Lorraine Mariner lives in Greenwich and works as a librarian at the National Poetry Library, Southbank Centre. She has published two collections with Picador, Furniture (2009) and There Will Be No More Nonsense (2014) and has been shortlisted for the Forward Prize twice, for Best Single Poem and Best First Collection, and for the Seamus Heaney Centre Poetry Prize. Her third collection Little Anchors is due from Picador in Autumn 2026. She has edited several titles for Candlestick Press, including Ten Poems About Friendship (2016) and Ten Poems about Libraries (2024).

Jocelyn Page is a poet from Connecticut, USA, living in London. She teaches English and Creative Writing at Goldsmiths College and the University of London, and is Resident Creative Consultant on the ‘Just Poetry’ project at Greenpeace, CJL. Jocelyn’s publications include You’ve Got to Wait Till the Man You Trust Says Go (argent press, 2016) – winner of the Goldsmiths’ Writer Centre’s inaugural Poetry Pamphlet award, and smithereens (tall-lighthouse press, 2010). She is co-chair of the National Association of Writers in Education. 

Kelley Swain is a PhD candidate in Creative Writing (poetry) at the University of Tasmania, with an MSc in Medical Humanities from King’s College London. She is the author of poetry collections Darwin’s Microscope, Atlantic, and Opera di Cera, and a contributor to Guests of Time, an anthology written for the first poetry residency at the Oxford University Museum of Natural History. Poems from the 10th anniversary edition of Darwin’s Microscope were adapted to the song cycle, Endless Forms Most Beautiful. Kelley is also a novelist and contributor to art & health essays and criticism in The Lancet, where she has over 100 publications. Her work will be read by “members of the cast!”

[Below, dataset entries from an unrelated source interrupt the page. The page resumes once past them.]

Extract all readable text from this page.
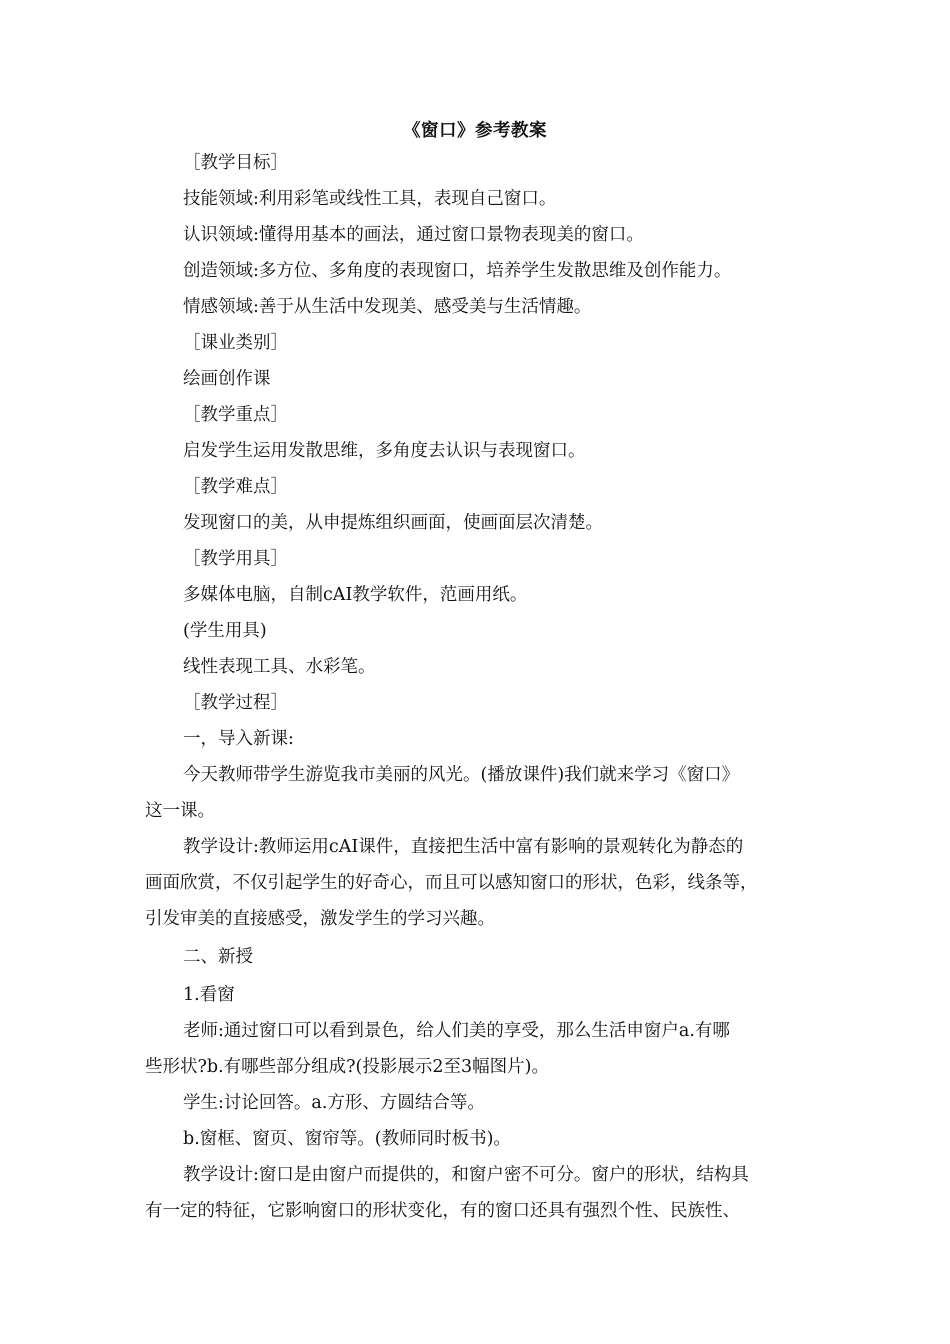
《窗口》参考教案
［教学目标］
技能领域:利用彩笔或线性工具，表现自己窗口。
认识领域:懂得用基本的画法，通过窗口景物表现美的窗口。
创造领域:多方位、多角度的表现窗口，培养学生发散思维及创作能力。
情感领域:善于从生活中发现美、感受美与生活情趣。
［课业类别］
绘画创作课
［教学重点］
启发学生运用发散思维，多角度去认识与表现窗口。
［教学难点］
发现窗口的美，从申提炼组织画面，使画面层次清楚。
［教学用具］
多媒体电脑，自制cAI教学软件，范画用纸。
(学生用具)
线性表现工具、水彩笔。
［教学过程］
一，导入新课:
今天教师带学生游览我市美丽的风光。(播放课件)我们就来学习《窗口》
这一课。
教学设计:教师运用cAI课件，直接把生活中富有影响的景观转化为静态的
画面欣赏，不仅引起学生的好奇心，而且可以感知窗口的形状，色彩，线条等，
引发审美的直接感受，激发学生的学习兴趣。
二、新授
1.看窗
老师:通过窗口可以看到景色，给人们美的享受，那么生活申窗户a.有哪
些形状?b.有哪些部分组成?(投影展示2至3幅图片)。
学生:讨论回答。a.方形、方圆结合等。
b.窗框、窗页、窗帘等。(教师同时板书)。
教学设计:窗口是由窗户而提供的，和窗户密不可分。窗户的形状，结构具
有一定的特征，它影响窗口的形状变化，有的窗口还具有强烈个性、民族性、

Sarah Westcott is a poet, originally from Devon. She has published three pamphlets and two full collections – Slant Light and Bloom (Pavilion Poetry, Liverpool University Press). Her latest pamphlet is Almanac – hand-stitched and published by Coast to Coast to Coast. Sarah is currently researching and writing inter-species poetry as part of a PhD at the University of Birmingham. She has been working with tadpoles, bats and nightingales to co-create poems that explore the interesting spaces where human and more than human intersect.

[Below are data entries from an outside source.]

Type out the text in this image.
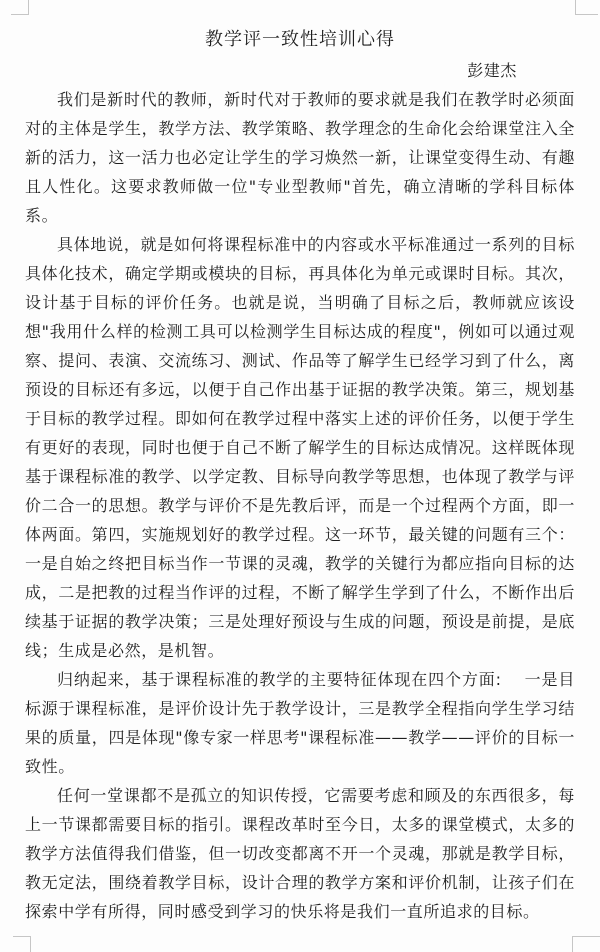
教学评一致性培训心得
彭建杰

我们是新时代的教师，新时代对于教师的要求就是我们在教学时必须面对的主体是学生，教学方法、教学策略、教学理念的生命化会给课堂注入全新的活力，这一活力也必定让学生的学习焕然一新，让课堂变得生动、有趣且人性化。这要求教师做一位"专业型教师"首先，确立清晰的学科目标体系。

具体地说，就是如何将课程标准中的内容或水平标准通过一系列的目标具体化技术，确定学期或模块的目标，再具体化为单元或课时目标。其次，设计基于目标的评价任务。也就是说，当明确了目标之后，教师就应该设想"我用什么样的检测工具可以检测学生目标达成的程度"，例如可以通过观察、提问、表演、交流练习、测试、作品等了解学生已经学习到了什么，离预设的目标还有多远，以便于自己作出基于证据的教学决策。第三，规划基于目标的教学过程。即如何在教学过程中落实上述的评价任务，以便于学生有更好的表现，同时也便于自己不断了解学生的目标达成情况。这样既体现基于课程标准的教学、以学定教、目标导向教学等思想，也体现了教学与评价二合一的思想。教学与评价不是先教后评，而是一个过程两个方面，即一体两面。第四，实施规划好的教学过程。这一环节，最关键的问题有三个：一是自始之终把目标当作一节课的灵魂，教学的关键行为都应指向目标的达成，二是把教的过程当作评的过程，不断了解学生学到了什么，不断作出后续基于证据的教学决策；三是处理好预设与生成的问题，预设是前提，是底线；生成是必然，是机智。

归纳起来，基于课程标准的教学的主要特征体现在四个方面:　 一是目标源于课程标准，是评价设计先于教学设计，三是教学全程指向学生学习结果的质量，四是体现"像专家一样思考"课程标准——教学——评价的目标一致性。

任何一堂课都不是孤立的知识传授，它需要考虑和顾及的东西很多，每上一节课都需要目标的指引。课程改革时至今日，太多的课堂模式，太多的教学方法值得我们借鉴，但一切改变都离不开一个灵魂，那就是教学目标，教无定法，围绕着教学目标，设计合理的教学方案和评价机制，让孩子们在探索中学有所得，同时感受到学习的快乐将是我们一直所追求的目标。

‘Chaos, Dragon and the Light’ – January 27 at West Greenwich Library, 7 for 7.30

A poignant documentary film by local Director Sal Anderson. It tells the story of Marika, a Hungarian girl who was forced into hiding from the Nazis during WW2, and forced to flee from the Soviets in 1956 during the Hungarian uprising. Settled in London, she was transformed by her creativity.

A free event to remember and honour all the victims of the Holocaust and of persecution, hatred and discrimination everywhere.